Begitulah adat di dunia
Tak dibiarkan berlalu mulus
Kalau buruk dicela
Yang baik merangsang cemburu

"Tena kussituru' kelongta Baba', nasaba' tena nakamma ngaseng tauwa ri lino, sipa'gangji kammanjo. Napunna niya' ancallaki iyareka nasere ati rikalenta, nia baca-bacana ilalang ri Koranga (saya tidak sependapat dengan isi kelong yang Baba' gubah, sebab tidak semua orang dalam dunia demikian sikapnya, hanya sebagian saja yang demikian. Namun jikalau ada yang mencela ataupun dengki kepada kita ada baca-bacanya di dalam Al Quran)". "Ha, niya baca-bacana? Antekamma! (Oh ya, ada baca-bacanya? Bagaimana!). Maka saya bacakanlah S. Al Falaq: Qul A'uwdzu bi Rabbi lFalaqi. Min Syarri maa Khalaqa. Wa min SYarri Ghasiqin Idzaa Waaaba. Wamin SYarri nNafFatssati fi l'Uqadi. Wamin SYarri Haasidin idzaa Hasada. Katakan, saya berlindung kepada Yang Maha Pengatur falak. Dari kejahatan makhluk. Dan dari kejahatan malam bila telah gelap. Dan dari kejahatan penyihir yang meniup dengan air ludahnya pada buhul tali. Dan dari kejahatan orang yang iri-hati bila ia melahirkan dengkinya.

Sejenak Ho Eng Djie tertegun, kemudian berkata: "Baji' sikali antu baca-bacayya, mingka sitojeng-tojengna niya' ilalanganna anjo kelonga (baik benar itu baca-baca, namun sebenarnya ada yang tersirat dalam syair itu)". Kemudian Ho Eng Djie menjelaskan. Sikap warga asli pada umumnya terhadap warga peranakan Cina tidak ada yang baik. Kalau warga peranakan buruk kelakuannya mereka dicela, dan itu memang wajar. Yang tidak wajar ialah warga asli memukul rata.
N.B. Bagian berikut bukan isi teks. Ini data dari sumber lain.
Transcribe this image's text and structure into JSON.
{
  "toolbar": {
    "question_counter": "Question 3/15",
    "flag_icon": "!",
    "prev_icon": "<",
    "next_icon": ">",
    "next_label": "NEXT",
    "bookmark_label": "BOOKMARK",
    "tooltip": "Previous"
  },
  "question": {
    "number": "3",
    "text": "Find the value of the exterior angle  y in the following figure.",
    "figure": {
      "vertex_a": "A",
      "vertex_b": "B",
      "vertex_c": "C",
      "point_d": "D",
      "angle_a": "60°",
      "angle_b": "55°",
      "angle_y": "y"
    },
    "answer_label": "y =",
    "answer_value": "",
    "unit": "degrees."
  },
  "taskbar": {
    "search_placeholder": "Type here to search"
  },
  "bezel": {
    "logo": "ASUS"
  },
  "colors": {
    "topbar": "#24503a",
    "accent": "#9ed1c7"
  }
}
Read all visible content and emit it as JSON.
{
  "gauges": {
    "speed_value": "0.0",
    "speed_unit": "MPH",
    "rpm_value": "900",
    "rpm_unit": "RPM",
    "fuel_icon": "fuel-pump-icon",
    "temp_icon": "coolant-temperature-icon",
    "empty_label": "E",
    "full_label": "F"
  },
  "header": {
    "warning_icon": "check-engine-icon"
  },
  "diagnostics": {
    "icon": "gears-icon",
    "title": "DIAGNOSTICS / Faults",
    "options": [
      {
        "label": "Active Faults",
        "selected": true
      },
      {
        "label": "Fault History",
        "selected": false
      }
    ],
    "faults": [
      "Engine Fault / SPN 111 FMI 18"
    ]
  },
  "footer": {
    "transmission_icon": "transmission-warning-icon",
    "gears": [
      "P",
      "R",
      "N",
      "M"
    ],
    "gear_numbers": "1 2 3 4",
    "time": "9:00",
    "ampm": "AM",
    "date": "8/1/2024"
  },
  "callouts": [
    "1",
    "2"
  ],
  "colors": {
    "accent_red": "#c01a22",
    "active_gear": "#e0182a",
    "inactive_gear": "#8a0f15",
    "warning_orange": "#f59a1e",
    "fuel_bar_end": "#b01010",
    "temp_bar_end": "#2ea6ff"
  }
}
Punna niya Cina kodi sipa'na, e, iya ngaseng Cinayya anggappa passepolo' (Kalau ada warga Cina tidak baik sifatnya, buruk kelakuannya, maka semua Cina yang kena semprot). Kalau baik dalam pengertian maju dalam usaha dagangnya mereka dicemburui.

Kemudian Ho Eng Djie melanjutkan. Sikap warga asli yang demikian itu karena kesalahan warga keturunan Cina juga dalam bersikap. Assingkammai sipa'na Yahudiya ri Eropa, iyamintu naallei kalenna (seperti sikapnya orang Yahudi di Eropa, yaitu eksklusif). Itulah latar belakangnya saya mendirikan Orkes Kullu-Kulluwa. (Orkes Kullu-Kulluwa, adalah orkes lagu-lagu daerah Makassar, beberapa yang direkam di atas piring hitam. Dahulu belum ada pita kaset). Ho Eng Djie berupaya a'bengkoro' (membaur) dengan warga asli melalui seni suara, karena dalam Orkes Kullu-Kulluwa kedua warga yang seperti air dengan minyak itu dibaurkan bersama. Waktu saya masih menjadi mahasiswa di Bandung, saya selalu mengikuti acara siaran lagu-lagu Makassar yang secara rutin disiarkan oleh studio RRI Bandung, yang hampir semuanya diambil dari piring hitam rekaman dari Orkes Kullu-Kulluwa. Di antaranya ialah Ati Raja, Amma' Ciyang, Sailong, yang sekarang di Makassar ini telah direkam dalam kaset yang dinyanyikan oleh Iwan Tompo'.

Kesimpulannya dari kedua belah pihak harus ada perubahan sikap. Dari pihak warga asli mengubah sikap seperti yang dinyatakan oleh kelong Ho Eng Djie, dan dari pihak warga keturunan Cina mengubah sikap eksklusifnya. WaLlahu a'lamu bishshawab.